Kegiatan tersebut dibuka langsung oleh Wali Kota Pangkalpinang, Saparudin, dan turut dihadiri Wakil Wali Kota serta Sekretaris Daerah Kota Pangkalpinang.
Dalam arahannya, Saparudin menegaskan bahwa RT dan RW memiliki peran strategis sebagai ujung tombak pelayanan masyarakat. Karena itu, ia meminta camat dan lurah aktif mengawasi proses pemilihan agar berjalan lancar, aman, dan kondusif.
“Kita ingin pemilihan ini melahirkan sosok yang memiliki kapasitas serta kemauan kuat untuk melayani masyarakat. Seluruh mekanisme harus mengacu pada Peraturan Wali Kota yang berlaku, tidak boleh ada perubahan aturan secara sepihak di lapangan,” ujarnya.

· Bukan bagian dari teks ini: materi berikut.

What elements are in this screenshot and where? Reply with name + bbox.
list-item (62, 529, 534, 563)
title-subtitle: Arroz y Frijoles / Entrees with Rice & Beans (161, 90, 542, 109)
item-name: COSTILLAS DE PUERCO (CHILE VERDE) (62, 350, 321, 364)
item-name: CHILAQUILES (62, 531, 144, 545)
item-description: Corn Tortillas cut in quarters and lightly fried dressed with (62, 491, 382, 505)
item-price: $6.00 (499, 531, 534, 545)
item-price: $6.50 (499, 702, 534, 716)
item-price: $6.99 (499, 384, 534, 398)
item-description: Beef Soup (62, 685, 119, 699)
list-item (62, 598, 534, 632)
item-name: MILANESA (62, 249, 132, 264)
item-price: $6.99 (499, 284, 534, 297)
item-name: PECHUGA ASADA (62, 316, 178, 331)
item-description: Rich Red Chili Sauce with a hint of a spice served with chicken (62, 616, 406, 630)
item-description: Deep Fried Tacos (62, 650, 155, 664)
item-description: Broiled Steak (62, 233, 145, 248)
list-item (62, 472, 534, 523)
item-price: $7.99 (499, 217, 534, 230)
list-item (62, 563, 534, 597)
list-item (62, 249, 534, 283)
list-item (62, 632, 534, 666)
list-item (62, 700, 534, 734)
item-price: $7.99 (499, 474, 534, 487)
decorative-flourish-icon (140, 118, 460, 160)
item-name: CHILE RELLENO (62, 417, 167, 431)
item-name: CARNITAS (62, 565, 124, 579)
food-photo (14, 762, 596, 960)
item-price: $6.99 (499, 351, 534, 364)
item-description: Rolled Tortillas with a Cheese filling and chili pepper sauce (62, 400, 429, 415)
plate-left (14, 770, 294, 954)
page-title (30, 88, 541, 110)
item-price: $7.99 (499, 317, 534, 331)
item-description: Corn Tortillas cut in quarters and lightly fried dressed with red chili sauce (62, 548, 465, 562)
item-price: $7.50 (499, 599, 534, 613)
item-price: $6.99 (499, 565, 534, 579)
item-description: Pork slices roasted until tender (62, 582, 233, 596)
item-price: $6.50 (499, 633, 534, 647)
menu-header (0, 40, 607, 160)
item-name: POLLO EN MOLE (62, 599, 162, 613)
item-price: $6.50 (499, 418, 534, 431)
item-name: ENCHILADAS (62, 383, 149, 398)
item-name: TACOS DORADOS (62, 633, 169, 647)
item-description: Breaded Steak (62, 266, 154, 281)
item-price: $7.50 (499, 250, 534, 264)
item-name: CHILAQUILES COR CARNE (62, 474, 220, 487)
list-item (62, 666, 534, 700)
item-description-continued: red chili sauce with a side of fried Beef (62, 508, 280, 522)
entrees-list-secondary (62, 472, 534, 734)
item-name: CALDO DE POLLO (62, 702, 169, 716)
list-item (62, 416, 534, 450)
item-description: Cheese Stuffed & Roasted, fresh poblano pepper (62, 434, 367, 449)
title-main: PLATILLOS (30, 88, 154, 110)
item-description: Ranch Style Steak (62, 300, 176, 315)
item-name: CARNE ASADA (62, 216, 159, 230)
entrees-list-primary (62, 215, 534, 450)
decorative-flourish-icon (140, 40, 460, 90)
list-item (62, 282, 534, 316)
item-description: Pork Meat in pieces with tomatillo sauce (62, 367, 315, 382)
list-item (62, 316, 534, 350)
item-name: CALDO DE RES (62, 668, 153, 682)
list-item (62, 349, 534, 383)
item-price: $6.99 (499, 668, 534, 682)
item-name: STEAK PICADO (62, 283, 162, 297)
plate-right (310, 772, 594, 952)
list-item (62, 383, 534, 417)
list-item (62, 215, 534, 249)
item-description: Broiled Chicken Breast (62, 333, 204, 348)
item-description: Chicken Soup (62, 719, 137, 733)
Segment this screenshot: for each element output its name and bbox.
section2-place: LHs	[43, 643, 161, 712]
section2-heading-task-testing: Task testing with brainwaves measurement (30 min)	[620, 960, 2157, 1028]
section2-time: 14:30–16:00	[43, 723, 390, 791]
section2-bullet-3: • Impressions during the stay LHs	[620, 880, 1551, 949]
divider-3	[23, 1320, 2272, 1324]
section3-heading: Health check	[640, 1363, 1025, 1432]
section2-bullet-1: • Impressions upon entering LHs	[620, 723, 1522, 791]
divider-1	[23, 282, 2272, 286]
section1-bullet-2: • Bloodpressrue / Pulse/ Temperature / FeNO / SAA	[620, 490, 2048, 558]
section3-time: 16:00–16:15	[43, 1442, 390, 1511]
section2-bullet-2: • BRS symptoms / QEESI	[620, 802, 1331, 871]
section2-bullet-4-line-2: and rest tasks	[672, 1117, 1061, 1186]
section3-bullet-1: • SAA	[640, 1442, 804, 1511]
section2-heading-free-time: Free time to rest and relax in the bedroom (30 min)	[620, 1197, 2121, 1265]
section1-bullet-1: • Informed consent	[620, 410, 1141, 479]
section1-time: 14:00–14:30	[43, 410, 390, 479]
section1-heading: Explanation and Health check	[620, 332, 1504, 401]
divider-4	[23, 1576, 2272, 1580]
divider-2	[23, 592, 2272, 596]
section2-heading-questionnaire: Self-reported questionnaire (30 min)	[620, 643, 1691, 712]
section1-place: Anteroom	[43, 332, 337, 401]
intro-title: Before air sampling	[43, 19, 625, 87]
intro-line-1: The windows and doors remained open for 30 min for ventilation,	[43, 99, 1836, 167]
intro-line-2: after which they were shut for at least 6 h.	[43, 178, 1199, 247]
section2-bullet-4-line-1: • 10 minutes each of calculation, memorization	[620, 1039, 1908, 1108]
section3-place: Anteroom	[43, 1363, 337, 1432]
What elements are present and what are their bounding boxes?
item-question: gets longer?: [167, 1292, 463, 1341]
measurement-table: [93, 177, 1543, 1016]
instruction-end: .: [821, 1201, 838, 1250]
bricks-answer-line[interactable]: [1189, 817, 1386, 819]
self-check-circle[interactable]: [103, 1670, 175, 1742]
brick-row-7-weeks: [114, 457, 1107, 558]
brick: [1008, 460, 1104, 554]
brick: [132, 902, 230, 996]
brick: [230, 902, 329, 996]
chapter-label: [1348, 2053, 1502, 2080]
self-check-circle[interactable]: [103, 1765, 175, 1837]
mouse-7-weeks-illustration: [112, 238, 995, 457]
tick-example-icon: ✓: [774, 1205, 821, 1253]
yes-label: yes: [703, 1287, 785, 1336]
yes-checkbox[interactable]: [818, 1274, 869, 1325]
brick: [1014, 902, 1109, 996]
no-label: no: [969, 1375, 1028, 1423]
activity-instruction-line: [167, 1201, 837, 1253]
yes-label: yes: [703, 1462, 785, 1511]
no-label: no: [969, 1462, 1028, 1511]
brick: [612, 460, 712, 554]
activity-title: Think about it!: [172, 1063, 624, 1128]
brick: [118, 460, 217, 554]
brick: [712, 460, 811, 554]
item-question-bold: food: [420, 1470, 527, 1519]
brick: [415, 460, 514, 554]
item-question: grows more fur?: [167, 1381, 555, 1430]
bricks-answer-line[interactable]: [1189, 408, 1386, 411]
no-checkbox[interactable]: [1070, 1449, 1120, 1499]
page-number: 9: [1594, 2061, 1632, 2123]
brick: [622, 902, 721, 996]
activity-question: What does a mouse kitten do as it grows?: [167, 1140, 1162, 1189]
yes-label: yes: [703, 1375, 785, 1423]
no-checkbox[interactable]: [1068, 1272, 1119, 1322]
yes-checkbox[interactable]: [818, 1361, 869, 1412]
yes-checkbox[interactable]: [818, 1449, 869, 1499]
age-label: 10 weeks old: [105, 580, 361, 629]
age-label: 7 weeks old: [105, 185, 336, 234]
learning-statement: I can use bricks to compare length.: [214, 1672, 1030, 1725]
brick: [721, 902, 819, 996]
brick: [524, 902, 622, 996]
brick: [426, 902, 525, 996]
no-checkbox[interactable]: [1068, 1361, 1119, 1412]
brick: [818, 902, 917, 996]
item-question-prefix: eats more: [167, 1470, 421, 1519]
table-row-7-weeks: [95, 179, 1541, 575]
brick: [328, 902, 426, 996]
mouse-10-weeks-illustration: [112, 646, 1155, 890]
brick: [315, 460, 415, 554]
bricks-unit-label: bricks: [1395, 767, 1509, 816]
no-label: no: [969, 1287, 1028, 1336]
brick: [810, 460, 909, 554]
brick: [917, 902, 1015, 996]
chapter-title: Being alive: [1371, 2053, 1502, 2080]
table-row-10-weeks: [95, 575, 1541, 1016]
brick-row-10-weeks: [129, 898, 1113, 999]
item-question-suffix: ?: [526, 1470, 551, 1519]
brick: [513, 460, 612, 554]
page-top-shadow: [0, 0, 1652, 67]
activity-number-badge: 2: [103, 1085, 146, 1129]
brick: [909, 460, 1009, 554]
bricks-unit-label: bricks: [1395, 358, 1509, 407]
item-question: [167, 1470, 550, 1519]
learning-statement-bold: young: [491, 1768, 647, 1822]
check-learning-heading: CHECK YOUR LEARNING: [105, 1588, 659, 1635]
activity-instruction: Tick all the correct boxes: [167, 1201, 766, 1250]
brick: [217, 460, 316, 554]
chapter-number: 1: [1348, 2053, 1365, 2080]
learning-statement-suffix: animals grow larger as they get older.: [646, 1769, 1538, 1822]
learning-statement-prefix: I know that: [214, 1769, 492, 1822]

Pemilihan RT dan RW ini akan mengacu pada Peraturan Wali Kota Pangkalpinang Nomor 28 Tahun 2025, sehingga diharapkan seluruh tahapan berjalan seragam di setiap wilayah.
Terkait persyaratan administrasi, Saparudin menegaskan agar tidak memberatkan calon peserta. Dokumen seperti Surat Keterangan Catatan Kepolisian (SKCK) dan surat keterangan sehat cukup diserahkan setelah calon terpilih.
“Kami ingin memberikan kemudahan agar partisipasi masyarakat tetap tinggi. Jika bisa dipermudah, kenapa harus dipersulit,” katanya.
Untuk meningkatkan partisipasi warga, mekanisme pemungutan suara nantinya dapat dilakukan melalui Tempat Pemungutan Suara (TPS) maupun metode kunjungan langsung dari rumah ke rumah (door to door).
Jadwal resmi pendaftaran dan pemungutan suara akan diumumkan dalam waktu dekat sesuai tahapan yang telah disusun.
Pemerintah Kota Pangkalpinang juga telah menyiapkan anggaran yang dikelola di tingkat kecamatan untuk mendukung pelaksanaan pemilihan tersebut.
Setelah proses pemilihan selesai, para Ketua RT dan RW terpilih akan langsung dilantik dan mengikuti program pembekalan. Program ini akan melibatkan tenaga ahli dari perguruan tinggi guna meningkatkan kapasitas mereka dalam memberikan pelayanan kepada masyarakat.